Painting a picture of the future precinct  

How much of an impact do health spaces have on a patient’s recovery?  Growing evidence shows that incorporating arts into health facilities has proven clinical benefits to the health system as a whole.

That’s where our Arts in Health Infrastructure program comes in. It was established in 2018 to deliver improved health outcomes for NSW communities and health professionals. It builds arts into the very core of health infrastructure.  
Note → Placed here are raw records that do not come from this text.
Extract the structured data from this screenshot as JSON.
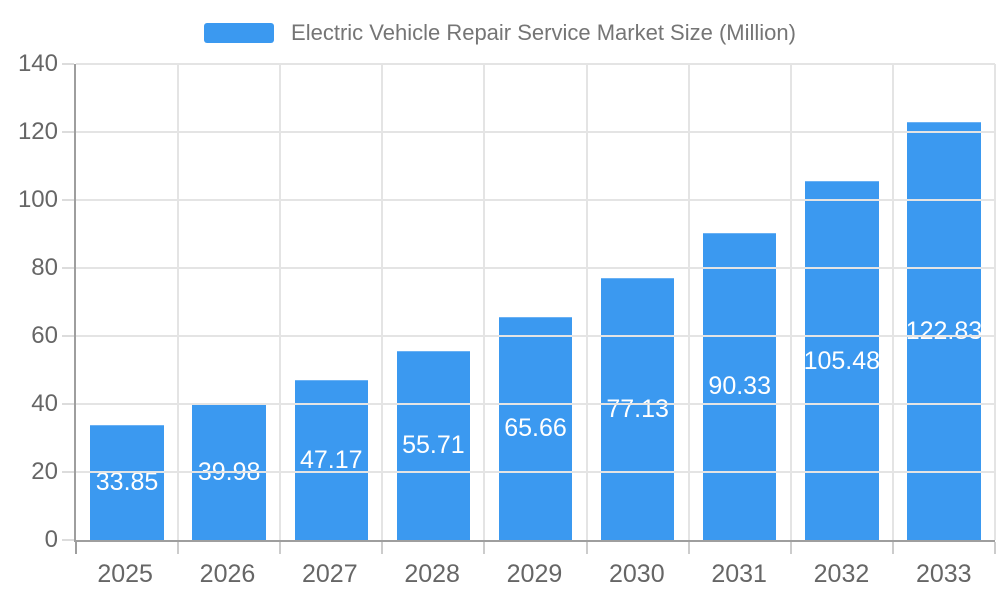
{
  "chart_data": {
    "type": "bar",
    "title": "Electric Vehicle Repair Service Market Size (Million)",
    "categories": [
      "2025",
      "2026",
      "2027",
      "2028",
      "2029",
      "2030",
      "2031",
      "2032",
      "2033"
    ],
    "values": [
      33.85,
      39.98,
      47.17,
      55.71,
      65.66,
      77.13,
      90.33,
      105.48,
      122.83
    ],
    "value_labels": [
      "33.85",
      "39.98",
      "47.17",
      "55.71",
      "65.66",
      "77.13",
      "90.33",
      "105.48",
      "122.83"
    ],
    "xlabel": "",
    "ylabel": "",
    "ylim": [
      0,
      140
    ],
    "yticks": [
      0,
      20,
      40,
      60,
      80,
      100,
      120,
      140
    ],
    "grid": true,
    "legend_position": "top-center",
    "colors": {
      "bar": "#3B99F0",
      "bar_value_text": "#FFFFFF",
      "legend_text": "#757575",
      "axis_tick_text": "#666666"
    }
  }
}
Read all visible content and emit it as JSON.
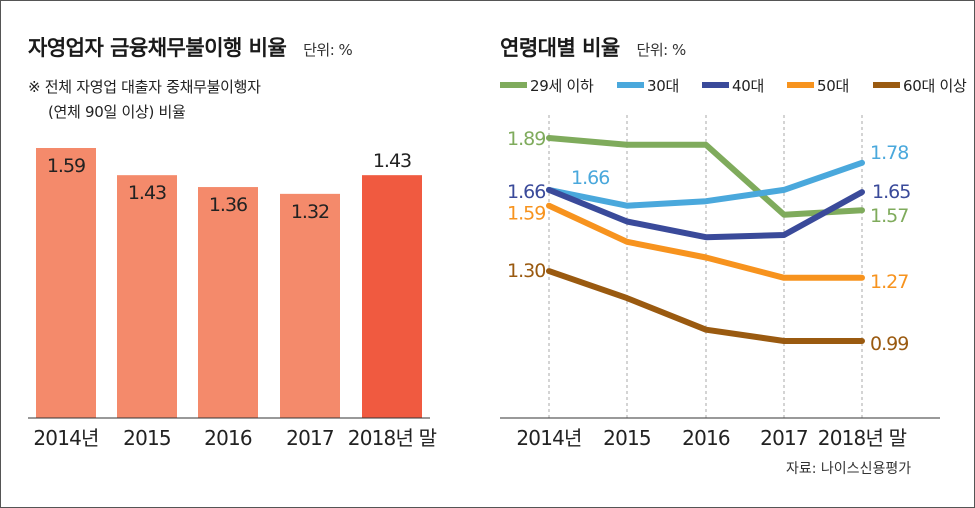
{
  "left_panel": {
    "title": "자영업자 금융채무불이행 비율",
    "unit": "단위: %",
    "note_line1": "※ 전체 자영업 대출자 중채무불이행자",
    "note_line2": "(연체 90일 이상) 비율"
  },
  "right_panel": {
    "title": "연령대별 비율",
    "unit": "단위: %"
  },
  "source": "자료: 나이스신용평가",
  "colors": {
    "bar": "#f48a6b",
    "bar_highlight": "#f05a40",
    "series_29": "#7fab5c",
    "series_30": "#4aa8dc",
    "series_40": "#3a4a9a",
    "series_50": "#f7931e",
    "series_60": "#9a5a10"
  },
  "chart_data": [
    {
      "type": "bar",
      "categories": [
        "2014년",
        "2015",
        "2016",
        "2017",
        "2018년 말"
      ],
      "values": [
        1.59,
        1.43,
        1.36,
        1.32,
        1.43
      ],
      "value_labels": [
        "1.59",
        "1.43",
        "1.36",
        "1.32",
        "1.43"
      ],
      "title": "자영업자 금융채무불이행 비율",
      "ylabel": "",
      "ylim": [
        0,
        1.59
      ],
      "grid": false,
      "highlight_index": 4
    },
    {
      "type": "line",
      "categories": [
        "2014년",
        "2015",
        "2016",
        "2017",
        "2018년 말"
      ],
      "title": "연령대별 비율",
      "ylim": [
        0.99,
        1.89
      ],
      "grid": "vertical-dotted",
      "legend_position": "top",
      "series": [
        {
          "name": "29세 이하",
          "color_key": "series_29",
          "values": [
            1.89,
            1.86,
            1.86,
            1.55,
            1.57
          ],
          "start_label": "1.89",
          "end_label": "1.57"
        },
        {
          "name": "30대",
          "color_key": "series_30",
          "values": [
            1.66,
            1.59,
            1.61,
            1.66,
            1.78
          ],
          "start_label": "1.66",
          "end_label": "1.78"
        },
        {
          "name": "40대",
          "color_key": "series_40",
          "values": [
            1.66,
            1.52,
            1.45,
            1.46,
            1.65
          ],
          "start_label": "1.66",
          "end_label": "1.65"
        },
        {
          "name": "50대",
          "color_key": "series_50",
          "values": [
            1.59,
            1.43,
            1.36,
            1.27,
            1.27
          ],
          "start_label": "1.59",
          "end_label": "1.27"
        },
        {
          "name": "60대 이상",
          "color_key": "series_60",
          "values": [
            1.3,
            1.18,
            1.04,
            0.99,
            0.99
          ],
          "start_label": "1.30",
          "end_label": "0.99"
        }
      ]
    }
  ]
}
We recently held three arts strategy workshops at the John Hunter Hospital. We sought the opinions of staff, our Aboriginal stakeholders and those working in the arts and creative fields.   

Our hands-on workshops asked questions like, ‘How can arts and culture have a positive influence in health and innovation settings?’   

Arts in Health Program Director Brigette Uren said arts in health is much more than pictures on walls. 

"It's exciting that arts in health refers to all art forms including design, architecture, heritage, painting, drawing, printmaking, sculpture, ceramics, weaving, photography, lighting, video, filmmaking, digital design, crafts, conceptual art, textile arts, literature, poetry, music, song, theatre, dance, movement, and anything in between,” Brigette said.

“A heartfelt thank you to staff and community who were incredibly generous with their time and insight. We look forward to our continued work together.”

Our workshops yielded many great ideas. We’ll continue to consult with the community to develop an Arts in Health framework for the precinct, which builds on the existing John Hunter Hospital arts strategy.